Occupying the Margins: Labour Integration and Social Exclusion in Artisanal Mining in Tanzania


  • This article is based on a study funded by the Department for International Development under its Knowledge and Research programme. Findings from this study are presented in Mwaipopo et al. (2005) and Ofei-Aboagye et al. (2004). I would like to thank my fellow researchers, and in particular Rosemarie Mwaipopo, for permission to re-analyse components of the qualitative data. I am grateful for comments on a draft of this article by Alberto Arce, Mary Ann Brocklesby, Gavin Hilson, and the anonymous referees of this journal. The opinions expressed and any errors are the sole responsibility of the author.

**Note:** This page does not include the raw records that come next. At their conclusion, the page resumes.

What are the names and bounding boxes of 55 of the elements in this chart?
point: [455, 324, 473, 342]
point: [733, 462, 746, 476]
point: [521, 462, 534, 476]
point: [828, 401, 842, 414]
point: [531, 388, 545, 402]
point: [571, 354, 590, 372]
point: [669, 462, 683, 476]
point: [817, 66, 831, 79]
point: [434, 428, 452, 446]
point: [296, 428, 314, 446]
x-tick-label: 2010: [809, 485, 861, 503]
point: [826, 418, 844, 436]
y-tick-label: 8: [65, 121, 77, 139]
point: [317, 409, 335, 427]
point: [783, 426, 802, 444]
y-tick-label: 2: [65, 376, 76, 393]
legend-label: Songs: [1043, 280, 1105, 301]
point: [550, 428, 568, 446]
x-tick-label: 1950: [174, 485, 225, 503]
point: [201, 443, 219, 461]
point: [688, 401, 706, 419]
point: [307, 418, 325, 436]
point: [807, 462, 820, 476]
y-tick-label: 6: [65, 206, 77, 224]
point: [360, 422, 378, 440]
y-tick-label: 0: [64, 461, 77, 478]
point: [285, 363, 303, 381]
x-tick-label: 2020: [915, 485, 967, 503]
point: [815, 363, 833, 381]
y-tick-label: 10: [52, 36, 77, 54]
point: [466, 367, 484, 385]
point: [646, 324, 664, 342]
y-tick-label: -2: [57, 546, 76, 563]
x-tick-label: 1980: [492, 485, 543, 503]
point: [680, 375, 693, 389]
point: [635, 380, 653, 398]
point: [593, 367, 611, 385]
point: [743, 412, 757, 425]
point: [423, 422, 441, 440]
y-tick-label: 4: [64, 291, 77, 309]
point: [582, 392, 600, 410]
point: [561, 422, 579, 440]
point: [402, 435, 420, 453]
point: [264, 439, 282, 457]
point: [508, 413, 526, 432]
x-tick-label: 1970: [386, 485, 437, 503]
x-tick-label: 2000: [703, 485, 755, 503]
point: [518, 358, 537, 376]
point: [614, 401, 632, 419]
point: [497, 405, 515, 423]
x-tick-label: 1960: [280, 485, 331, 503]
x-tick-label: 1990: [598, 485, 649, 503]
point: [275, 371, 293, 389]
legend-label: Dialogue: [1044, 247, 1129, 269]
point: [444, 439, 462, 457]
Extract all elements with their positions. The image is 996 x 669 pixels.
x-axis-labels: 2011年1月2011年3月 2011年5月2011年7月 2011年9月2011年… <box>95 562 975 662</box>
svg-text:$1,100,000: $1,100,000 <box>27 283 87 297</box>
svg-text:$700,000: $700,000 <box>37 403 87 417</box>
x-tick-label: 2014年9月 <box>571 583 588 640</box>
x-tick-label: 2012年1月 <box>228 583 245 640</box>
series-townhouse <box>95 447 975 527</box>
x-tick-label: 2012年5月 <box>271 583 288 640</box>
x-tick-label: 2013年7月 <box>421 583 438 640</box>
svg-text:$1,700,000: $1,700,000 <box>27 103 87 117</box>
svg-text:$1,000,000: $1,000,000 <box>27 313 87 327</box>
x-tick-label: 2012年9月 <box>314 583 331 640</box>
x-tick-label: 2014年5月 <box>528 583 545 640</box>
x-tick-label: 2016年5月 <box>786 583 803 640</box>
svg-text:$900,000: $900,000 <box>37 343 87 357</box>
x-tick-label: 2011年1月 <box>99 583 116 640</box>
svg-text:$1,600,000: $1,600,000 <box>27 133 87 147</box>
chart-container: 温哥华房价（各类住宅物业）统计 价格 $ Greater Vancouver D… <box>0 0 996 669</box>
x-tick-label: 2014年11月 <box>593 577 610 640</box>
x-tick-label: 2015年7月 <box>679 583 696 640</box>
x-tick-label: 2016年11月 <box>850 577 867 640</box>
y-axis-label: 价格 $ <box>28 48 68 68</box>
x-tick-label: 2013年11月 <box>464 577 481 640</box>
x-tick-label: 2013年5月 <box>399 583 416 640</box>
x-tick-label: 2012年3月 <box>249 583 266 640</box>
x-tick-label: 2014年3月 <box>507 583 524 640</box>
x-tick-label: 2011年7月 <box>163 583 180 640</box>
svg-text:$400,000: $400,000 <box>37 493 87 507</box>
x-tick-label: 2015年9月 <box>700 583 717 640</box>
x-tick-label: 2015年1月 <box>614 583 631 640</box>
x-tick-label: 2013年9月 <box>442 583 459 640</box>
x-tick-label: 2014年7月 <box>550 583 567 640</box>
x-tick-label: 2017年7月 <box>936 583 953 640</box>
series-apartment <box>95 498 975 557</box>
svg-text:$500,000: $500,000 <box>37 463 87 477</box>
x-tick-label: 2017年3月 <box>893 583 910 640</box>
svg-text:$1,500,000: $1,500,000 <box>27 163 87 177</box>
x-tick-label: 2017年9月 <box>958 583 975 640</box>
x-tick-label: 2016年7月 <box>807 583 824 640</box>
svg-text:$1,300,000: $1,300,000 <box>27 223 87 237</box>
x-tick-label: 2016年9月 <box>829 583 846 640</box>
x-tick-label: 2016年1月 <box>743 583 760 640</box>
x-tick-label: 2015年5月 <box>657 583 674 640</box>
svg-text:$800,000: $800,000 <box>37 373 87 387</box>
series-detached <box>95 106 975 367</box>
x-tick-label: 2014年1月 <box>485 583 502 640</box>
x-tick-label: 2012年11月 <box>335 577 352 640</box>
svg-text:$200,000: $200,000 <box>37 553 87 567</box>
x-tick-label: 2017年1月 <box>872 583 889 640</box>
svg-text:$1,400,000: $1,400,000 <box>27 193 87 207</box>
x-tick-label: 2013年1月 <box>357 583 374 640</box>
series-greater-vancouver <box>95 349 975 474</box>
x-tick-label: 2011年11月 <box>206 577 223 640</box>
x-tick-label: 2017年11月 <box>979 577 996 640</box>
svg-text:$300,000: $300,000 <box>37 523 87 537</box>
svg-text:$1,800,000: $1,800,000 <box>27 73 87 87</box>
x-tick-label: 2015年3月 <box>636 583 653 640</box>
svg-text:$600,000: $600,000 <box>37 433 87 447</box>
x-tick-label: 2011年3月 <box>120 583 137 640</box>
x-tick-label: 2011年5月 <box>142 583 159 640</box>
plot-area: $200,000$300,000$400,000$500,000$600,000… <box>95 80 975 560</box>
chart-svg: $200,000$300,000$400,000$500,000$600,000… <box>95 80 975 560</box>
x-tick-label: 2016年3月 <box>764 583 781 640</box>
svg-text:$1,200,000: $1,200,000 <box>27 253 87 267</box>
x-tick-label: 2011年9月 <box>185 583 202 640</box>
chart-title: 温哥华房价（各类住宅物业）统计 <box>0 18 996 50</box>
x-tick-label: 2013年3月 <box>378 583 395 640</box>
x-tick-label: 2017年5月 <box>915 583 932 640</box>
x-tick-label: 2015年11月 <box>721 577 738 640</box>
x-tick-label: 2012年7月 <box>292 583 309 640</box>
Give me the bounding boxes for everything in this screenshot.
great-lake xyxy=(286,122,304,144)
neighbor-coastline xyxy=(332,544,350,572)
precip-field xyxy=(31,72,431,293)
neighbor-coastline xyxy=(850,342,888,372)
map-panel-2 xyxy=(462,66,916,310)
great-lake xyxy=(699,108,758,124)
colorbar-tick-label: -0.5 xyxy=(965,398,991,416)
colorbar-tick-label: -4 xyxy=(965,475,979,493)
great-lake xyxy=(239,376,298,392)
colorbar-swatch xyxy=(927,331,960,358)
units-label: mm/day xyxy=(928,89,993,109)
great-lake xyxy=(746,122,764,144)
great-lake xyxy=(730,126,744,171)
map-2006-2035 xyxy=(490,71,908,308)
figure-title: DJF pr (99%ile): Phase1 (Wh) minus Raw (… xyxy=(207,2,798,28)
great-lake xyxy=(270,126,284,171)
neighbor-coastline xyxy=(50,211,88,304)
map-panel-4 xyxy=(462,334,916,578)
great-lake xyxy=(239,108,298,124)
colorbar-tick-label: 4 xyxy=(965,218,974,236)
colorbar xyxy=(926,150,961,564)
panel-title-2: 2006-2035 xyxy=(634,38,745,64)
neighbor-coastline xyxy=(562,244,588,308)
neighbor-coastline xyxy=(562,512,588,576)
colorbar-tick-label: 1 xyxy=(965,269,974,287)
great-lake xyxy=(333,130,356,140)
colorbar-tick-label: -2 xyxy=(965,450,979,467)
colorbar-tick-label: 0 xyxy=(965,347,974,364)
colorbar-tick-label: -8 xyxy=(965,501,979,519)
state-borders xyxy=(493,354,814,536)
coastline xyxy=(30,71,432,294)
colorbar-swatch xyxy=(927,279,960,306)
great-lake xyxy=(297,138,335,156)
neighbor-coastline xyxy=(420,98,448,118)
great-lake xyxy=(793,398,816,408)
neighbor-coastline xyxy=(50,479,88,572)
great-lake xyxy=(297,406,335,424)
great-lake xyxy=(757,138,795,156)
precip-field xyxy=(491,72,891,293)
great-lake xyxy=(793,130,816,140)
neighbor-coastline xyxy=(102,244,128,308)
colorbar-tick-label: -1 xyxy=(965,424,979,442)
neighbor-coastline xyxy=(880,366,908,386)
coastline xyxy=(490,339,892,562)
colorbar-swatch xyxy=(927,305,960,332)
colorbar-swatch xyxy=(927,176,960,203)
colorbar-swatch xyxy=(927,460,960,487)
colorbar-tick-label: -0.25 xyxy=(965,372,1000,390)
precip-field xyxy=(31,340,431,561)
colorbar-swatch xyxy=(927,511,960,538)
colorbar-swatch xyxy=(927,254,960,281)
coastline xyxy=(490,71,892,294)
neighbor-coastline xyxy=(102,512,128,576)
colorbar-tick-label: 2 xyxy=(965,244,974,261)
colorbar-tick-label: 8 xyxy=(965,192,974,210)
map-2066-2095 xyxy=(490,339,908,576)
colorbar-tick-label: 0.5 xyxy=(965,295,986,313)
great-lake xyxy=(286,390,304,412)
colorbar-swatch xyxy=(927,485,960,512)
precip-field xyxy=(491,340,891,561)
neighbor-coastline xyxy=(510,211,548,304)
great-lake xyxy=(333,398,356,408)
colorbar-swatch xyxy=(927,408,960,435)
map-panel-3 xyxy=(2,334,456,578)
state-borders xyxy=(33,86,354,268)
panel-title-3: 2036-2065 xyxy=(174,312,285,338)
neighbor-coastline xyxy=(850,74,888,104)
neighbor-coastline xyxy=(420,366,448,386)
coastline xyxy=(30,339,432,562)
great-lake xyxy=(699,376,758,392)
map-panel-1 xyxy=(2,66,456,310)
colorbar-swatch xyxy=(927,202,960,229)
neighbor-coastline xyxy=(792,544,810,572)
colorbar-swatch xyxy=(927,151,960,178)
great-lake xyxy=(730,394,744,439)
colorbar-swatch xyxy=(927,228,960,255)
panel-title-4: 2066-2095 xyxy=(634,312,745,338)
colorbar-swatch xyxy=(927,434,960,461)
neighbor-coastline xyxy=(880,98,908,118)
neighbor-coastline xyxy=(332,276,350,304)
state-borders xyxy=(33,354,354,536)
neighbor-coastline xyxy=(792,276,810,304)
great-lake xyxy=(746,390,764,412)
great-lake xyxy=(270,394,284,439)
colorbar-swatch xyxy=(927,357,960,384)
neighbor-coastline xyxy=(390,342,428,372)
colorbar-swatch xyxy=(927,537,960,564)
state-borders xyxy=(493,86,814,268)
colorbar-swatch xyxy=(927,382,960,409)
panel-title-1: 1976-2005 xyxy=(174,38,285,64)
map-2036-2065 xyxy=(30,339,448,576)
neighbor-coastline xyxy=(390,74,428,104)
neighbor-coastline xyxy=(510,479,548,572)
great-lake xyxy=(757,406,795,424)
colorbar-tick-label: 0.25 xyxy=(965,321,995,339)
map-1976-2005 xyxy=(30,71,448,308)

This article examines the marginal position of artisanal miners in sub-Saharan Africa, and considers how they are incorporated into mineral sector change in the context of institutional and legal integration. Taking the case of diamond and gold mining in Tanzania, the concept of social exclusion is used to explore the consequences of marginalization on people's access to mineral resources and ability to make a living from artisanal mining. Because existing inequalities and forms of discrimination are ignored by the Tanzanian state, the institutionalization of mineral titles conceals social and power relations that perpetuate highly unequal access to resources. The article highlights the complexity of these processes, and shows that while legal integration can benefit certain wealthier categories of people, who fit into the model of an ‘entrepreneurial small-scale miner’, for others adverse incorporation contributes to socio-economic dependence, exploitation and insecurity. For the issue of marginality to be addressed within integration processes, the existence of local forms of organization, institutions and relationships, which underpin inequalities and discrimination, need to be recognized.